Gosnold at Cuttyhunk painting, dusk lighting, deer on shore, ducks in water, island, ships in background at sea
Albert Bierstadt's "Gosnold at Cuttyhunk." Image courtesy: Wiki Commons

Landscape painter Albert Bierstadt was born in Germany in 1830. When he was two-years-old, his family emigrated from Germany and settled in New Bedford. Early on, Bierstadt had ambitions to become a painter, and became one of the first painters to capture the grandeur of the American west.
Black and white image of painter Albert Bierstadt
Albert Bierstadt. Photo courtesy: Wiki Commons
Bierstadt taught drawing in New Bedford before returning to Germany in 1853. There, he studied painting and shared studio space in Dusseldorf with Emanuel Leutze and Worthington Whittredge. He returned to New Bedford in 1857 and staged the first art exhibit in the city in 1858.

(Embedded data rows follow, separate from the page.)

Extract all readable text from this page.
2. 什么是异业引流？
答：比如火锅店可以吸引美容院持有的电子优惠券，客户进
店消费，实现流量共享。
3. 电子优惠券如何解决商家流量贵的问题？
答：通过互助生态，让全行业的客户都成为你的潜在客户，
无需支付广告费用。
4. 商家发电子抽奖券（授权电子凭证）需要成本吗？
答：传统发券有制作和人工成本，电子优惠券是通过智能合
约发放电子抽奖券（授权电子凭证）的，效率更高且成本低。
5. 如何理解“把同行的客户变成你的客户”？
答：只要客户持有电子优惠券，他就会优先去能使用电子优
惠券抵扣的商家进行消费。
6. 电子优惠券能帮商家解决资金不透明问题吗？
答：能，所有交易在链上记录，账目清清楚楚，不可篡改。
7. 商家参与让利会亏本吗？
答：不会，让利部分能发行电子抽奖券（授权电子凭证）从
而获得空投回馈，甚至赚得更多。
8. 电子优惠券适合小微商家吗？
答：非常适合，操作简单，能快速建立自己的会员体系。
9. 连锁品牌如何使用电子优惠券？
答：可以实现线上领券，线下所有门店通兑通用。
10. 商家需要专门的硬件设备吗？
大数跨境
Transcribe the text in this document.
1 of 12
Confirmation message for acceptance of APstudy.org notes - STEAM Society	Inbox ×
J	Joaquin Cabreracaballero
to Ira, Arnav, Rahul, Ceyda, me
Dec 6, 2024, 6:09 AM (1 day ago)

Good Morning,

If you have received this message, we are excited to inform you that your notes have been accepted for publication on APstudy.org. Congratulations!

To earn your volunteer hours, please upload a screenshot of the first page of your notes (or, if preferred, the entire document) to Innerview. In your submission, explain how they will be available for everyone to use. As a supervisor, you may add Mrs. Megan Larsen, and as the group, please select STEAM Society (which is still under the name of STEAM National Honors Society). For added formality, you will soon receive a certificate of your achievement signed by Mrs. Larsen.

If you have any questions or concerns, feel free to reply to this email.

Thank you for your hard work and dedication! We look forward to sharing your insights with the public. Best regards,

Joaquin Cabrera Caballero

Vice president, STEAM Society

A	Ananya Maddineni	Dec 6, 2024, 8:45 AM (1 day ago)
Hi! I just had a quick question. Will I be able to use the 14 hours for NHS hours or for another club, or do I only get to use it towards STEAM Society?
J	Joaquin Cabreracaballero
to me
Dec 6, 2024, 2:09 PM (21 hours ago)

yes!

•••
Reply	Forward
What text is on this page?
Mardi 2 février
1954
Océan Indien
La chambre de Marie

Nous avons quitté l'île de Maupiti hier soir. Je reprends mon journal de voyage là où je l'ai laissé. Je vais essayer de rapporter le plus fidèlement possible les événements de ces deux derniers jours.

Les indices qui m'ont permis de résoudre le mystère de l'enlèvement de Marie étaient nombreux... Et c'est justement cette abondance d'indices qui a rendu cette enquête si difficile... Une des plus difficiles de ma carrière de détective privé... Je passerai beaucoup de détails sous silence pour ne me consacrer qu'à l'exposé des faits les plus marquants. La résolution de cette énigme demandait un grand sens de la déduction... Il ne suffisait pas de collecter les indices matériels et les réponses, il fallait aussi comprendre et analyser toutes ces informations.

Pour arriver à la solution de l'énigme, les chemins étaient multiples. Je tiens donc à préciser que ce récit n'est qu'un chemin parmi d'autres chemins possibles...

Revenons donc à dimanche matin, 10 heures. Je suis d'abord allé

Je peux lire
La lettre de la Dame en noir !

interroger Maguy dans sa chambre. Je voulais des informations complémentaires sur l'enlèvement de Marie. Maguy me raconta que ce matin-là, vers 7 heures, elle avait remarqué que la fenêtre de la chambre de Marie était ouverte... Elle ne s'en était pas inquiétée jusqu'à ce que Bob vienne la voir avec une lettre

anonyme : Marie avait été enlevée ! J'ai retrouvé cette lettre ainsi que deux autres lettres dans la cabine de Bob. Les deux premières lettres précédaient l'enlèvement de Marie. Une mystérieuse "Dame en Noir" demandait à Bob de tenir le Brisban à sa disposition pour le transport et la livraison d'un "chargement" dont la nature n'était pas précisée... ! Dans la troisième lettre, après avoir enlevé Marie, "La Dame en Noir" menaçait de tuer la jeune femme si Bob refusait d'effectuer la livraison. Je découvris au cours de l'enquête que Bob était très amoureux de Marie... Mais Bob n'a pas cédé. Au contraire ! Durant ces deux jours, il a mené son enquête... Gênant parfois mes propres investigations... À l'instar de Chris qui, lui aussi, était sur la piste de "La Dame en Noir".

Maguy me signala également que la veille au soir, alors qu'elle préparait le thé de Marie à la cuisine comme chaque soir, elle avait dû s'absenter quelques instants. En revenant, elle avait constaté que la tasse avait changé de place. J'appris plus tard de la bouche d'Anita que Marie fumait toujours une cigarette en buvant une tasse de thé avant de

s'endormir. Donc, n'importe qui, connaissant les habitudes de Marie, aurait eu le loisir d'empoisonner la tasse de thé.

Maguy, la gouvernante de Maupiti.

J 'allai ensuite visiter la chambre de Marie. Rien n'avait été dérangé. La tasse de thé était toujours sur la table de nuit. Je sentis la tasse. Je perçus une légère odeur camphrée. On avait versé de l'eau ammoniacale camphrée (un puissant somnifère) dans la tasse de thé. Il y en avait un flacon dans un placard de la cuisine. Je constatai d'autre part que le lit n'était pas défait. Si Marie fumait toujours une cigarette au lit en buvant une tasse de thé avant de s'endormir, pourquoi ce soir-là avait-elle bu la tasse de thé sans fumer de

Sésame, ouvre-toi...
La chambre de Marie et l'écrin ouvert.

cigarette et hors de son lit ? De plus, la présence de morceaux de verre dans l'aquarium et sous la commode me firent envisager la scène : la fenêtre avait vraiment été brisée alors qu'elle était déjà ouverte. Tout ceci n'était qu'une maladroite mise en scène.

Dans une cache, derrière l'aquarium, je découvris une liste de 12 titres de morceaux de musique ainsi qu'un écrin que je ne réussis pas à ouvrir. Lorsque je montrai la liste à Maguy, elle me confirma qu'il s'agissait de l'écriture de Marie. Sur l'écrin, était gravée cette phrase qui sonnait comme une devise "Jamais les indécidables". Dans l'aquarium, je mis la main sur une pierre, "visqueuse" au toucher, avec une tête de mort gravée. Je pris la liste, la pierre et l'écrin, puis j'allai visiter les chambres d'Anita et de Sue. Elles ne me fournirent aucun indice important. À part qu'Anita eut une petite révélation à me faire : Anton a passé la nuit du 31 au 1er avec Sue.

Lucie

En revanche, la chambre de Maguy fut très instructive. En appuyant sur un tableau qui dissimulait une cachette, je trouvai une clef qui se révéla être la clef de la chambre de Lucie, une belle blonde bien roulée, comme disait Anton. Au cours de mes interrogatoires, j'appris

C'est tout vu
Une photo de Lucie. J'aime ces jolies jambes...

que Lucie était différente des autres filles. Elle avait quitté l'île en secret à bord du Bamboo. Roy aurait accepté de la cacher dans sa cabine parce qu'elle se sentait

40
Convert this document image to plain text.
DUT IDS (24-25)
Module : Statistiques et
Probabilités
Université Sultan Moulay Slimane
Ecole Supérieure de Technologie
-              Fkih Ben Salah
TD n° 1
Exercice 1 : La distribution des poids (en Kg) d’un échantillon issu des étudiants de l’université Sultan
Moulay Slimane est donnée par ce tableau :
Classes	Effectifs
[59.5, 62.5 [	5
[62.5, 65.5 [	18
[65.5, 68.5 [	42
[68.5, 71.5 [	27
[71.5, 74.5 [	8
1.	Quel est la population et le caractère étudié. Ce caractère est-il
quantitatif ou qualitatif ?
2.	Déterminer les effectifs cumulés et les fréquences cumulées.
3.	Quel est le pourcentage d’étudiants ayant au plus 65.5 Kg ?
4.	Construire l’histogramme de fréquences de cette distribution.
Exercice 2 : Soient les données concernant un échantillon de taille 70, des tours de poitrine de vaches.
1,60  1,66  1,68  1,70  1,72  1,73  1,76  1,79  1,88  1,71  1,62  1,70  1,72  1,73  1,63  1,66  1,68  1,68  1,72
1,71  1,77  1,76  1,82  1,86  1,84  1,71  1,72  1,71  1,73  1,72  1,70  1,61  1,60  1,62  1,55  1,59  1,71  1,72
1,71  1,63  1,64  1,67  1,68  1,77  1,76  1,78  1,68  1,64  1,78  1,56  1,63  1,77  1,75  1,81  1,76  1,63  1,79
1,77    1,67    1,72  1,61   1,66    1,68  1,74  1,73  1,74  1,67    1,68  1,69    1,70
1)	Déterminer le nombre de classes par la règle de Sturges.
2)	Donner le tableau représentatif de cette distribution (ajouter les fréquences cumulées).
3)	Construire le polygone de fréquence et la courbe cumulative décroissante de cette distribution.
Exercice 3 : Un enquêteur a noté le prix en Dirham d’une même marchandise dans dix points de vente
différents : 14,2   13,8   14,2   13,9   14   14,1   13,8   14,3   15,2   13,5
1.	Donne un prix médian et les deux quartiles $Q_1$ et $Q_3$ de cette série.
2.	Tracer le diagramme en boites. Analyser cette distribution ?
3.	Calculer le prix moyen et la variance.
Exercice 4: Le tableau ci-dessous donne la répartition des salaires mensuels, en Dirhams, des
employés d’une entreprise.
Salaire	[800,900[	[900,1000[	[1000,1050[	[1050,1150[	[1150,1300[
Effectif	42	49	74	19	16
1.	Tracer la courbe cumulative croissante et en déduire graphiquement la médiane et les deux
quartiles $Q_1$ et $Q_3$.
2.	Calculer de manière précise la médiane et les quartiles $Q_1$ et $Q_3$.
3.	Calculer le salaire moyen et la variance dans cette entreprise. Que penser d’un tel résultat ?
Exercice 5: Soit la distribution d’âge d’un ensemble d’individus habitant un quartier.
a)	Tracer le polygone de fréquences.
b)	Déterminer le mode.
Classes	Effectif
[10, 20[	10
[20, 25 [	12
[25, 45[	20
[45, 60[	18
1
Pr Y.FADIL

In 1859, Bierstadt began making trips to the American west to paint its natural wonders. During his first trip, Bierstadt traveled from Saint Joseph, Missouri, to the Wind River Mountains. In 1860, he exhibited Base of the Rocky Mountains at the National Academy of Design.

In 1863, he traveled to San Francisco and on to Yosemite. His work commanded top prices; The Rocky Mountains, Lander's Peak, completed in 1863, was purchased for $25,000 in 1865. In 1871, he returned to California, where he stayed for two years painting views of the Sierra Nevada, including Yosemite. Through the mid-1880s, he traveled in the west, as well as to Nassau and Europe. His last trip west was in 1889.

In the years just after the Civil War, most of the U.S. population lived east of the Mississippi River. Few had seen the expanses of western lands. Bierstadt's large-scale, dramatic paintings inspired settlers and tourists to explore the vastness of their country. Bierstadt's andscapes also engendered a new reverence for the American landscape and injected ideas of preservation, conservation, and stewardship into the idea of Manifest Destiny. His landscapes later factored into the creation of the national parks and the National Park Service.

Changing tastes in the 1880s brought a decline in the popularity of his art. Despite many attempts to sell his paintings to Congress, he narrowly avoided bankruptcy in 1895. He died in New York in 1902, and is buried at the Rural Cemetery in New Bedford.